In a shameful 35-minute rant, Jackiey knocked back red wine spritzers as she laid into Jade, who died from cervical cancer in March.
She told how she bellowed obscenities at Jade's grief- stricken sons Bobby, five, and Freddie, four.
Jade's widower Jack Tweed - locked up on remand on a rape charge - also came in for abuse, with Jackiey declaring he had "shagged away" his grief.
She horrified drinkers in the Harley's Bar near Los Cristianos, Tenerife, when she turned her venom on her own grandkids. Jackie, 51, slurred: "Jade's youngest one Fred, he tried to be a big man. I said, 'You know what, you better f*** off now.' I did, Jade's little one. I said, 'You better f*** off.' I said, 'I don't care you're only four, I'm telling you now, f*** off Fred. Don't be 11 when you're four or I'll treat you back as 11. And they'll respect you to the max for that'.
"You wanna call me a bad granny then f****** start. It aint gonna change me. If he comes and does it again I'll tell him to f*** off same way."

She then lampooned Jade, whose infamous blunders endeared her to the nation when she leapt to fame on Big Brother.
Wearing an expensive black and white floral print dress, Jackiey told fellow drinkers: "She was in her own f****** world.
"When she went to Belfast she saw a photo of the f****** Mona Lisa and she said it was Pistachio. Where'd she get that from? Where's East Anglia? Do I need a passport?"
Chain-smoking Jackiey continued her onslaught: "That's only a bit. She had to go to Newcastle to do a film premier and she went: "Do I need euros, Mum?"
Asked about Tweed, Jackiey said: "He's grieving and he's drinking but I can't understand him sex wise. Don't grieve and tell me you're having sex, cause that don't work. He's 22, he got engaged beside her bed. He's only a child." Breaking her silence over Tweed's rape charge, Jackiey declared: "He's not guilty."
Clutching her car keys as she guzzled more booze, Jackiey then branded her grandsons' dad Jeff Brazier an "a***hole".
Sporting a golden tan and blonde highlights, the bisexual ex-junkie - who's raked in thousands of pounds from publicity surrounding her daughter's death - spoke ahead of a lavish invitation-only bash last night to celebrate her engagement to lover Jason Cooper, 36.

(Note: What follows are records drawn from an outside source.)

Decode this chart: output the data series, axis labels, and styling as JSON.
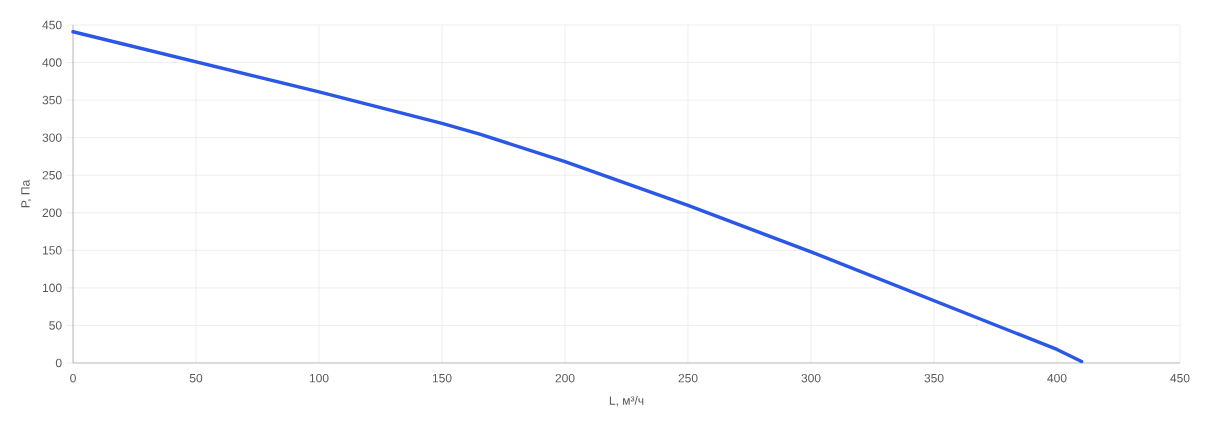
{
  "chart_data": {
    "type": "line",
    "xlabel": "L, м³/ч",
    "ylabel": "P, Па",
    "x": [
      0,
      50,
      100,
      150,
      165,
      200,
      250,
      300,
      350,
      400,
      405,
      410
    ],
    "series": [
      {
        "color": "#2b57e6",
        "values": [
          441,
          401,
          361,
          319,
          305,
          268,
          210,
          148,
          83,
          18,
          10,
          2
        ]
      }
    ],
    "xlim": [
      0,
      450
    ],
    "ylim": [
      0,
      450
    ],
    "xticks": [
      0,
      50,
      100,
      150,
      200,
      250,
      300,
      350,
      400,
      450
    ],
    "yticks": [
      0,
      50,
      100,
      150,
      200,
      250,
      300,
      350,
      400,
      450
    ],
    "grid": true,
    "marker": "none",
    "line_style": "solid"
  }
}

Jackiey, who plans to marry her former soldier boyfriend next February, bragged about owning homes in Tenerife, India and, bizarrely, Nigeria.
She burst into fits of laughter as love rat Jason joked about a woman from social security wanting her picture taken with her in the bar.
Emerging from the bar with yet another pint of cider, Jason yelled: "One of the persons here they're from the social they want a picture with you." Jackiey turned to the woman as Jason joked: "I told her you from the social security and she believed it." Jackiey laughs, saying: "That's so funny."
But there were few smiles earlier when a pal pulled her back from headbutting a woman who branded her a "hard-face ****" who had "never been a mother".
Later, as she became more loose-tongued Jackiey, who has a paralysed right arm and admits still smoking cannabis, even poked fun at her own mum, Jade's beloved granny Sylvia, who has dementia.
Jackiey told drinkers: "My mum's 86 and she's got dementia and she's lost. I'm sorry, I don't mean to laugh.
"When Jade was alive she idolised mum. My dad's pulling his hair out, but I laugh at her. I can't help it, I laugh."
As the crowds grew, Jackiey reeled off tear-jerking tales about her daughter - only pausing to scream obscenities at passing youngsters. Jackiey then invited total strangers to her engagement party.
Finally, as Jason dragged her off to yet another bar, Jackiey boasted of yet another expensive jaunt to Barcelona this week - to celebrate her birthday.
Last night Jackiey's spokesman denied she swore in front of her grandkids.
He said: "Jackiey was enjoying a joke with friends and not all of it should be taken seriously."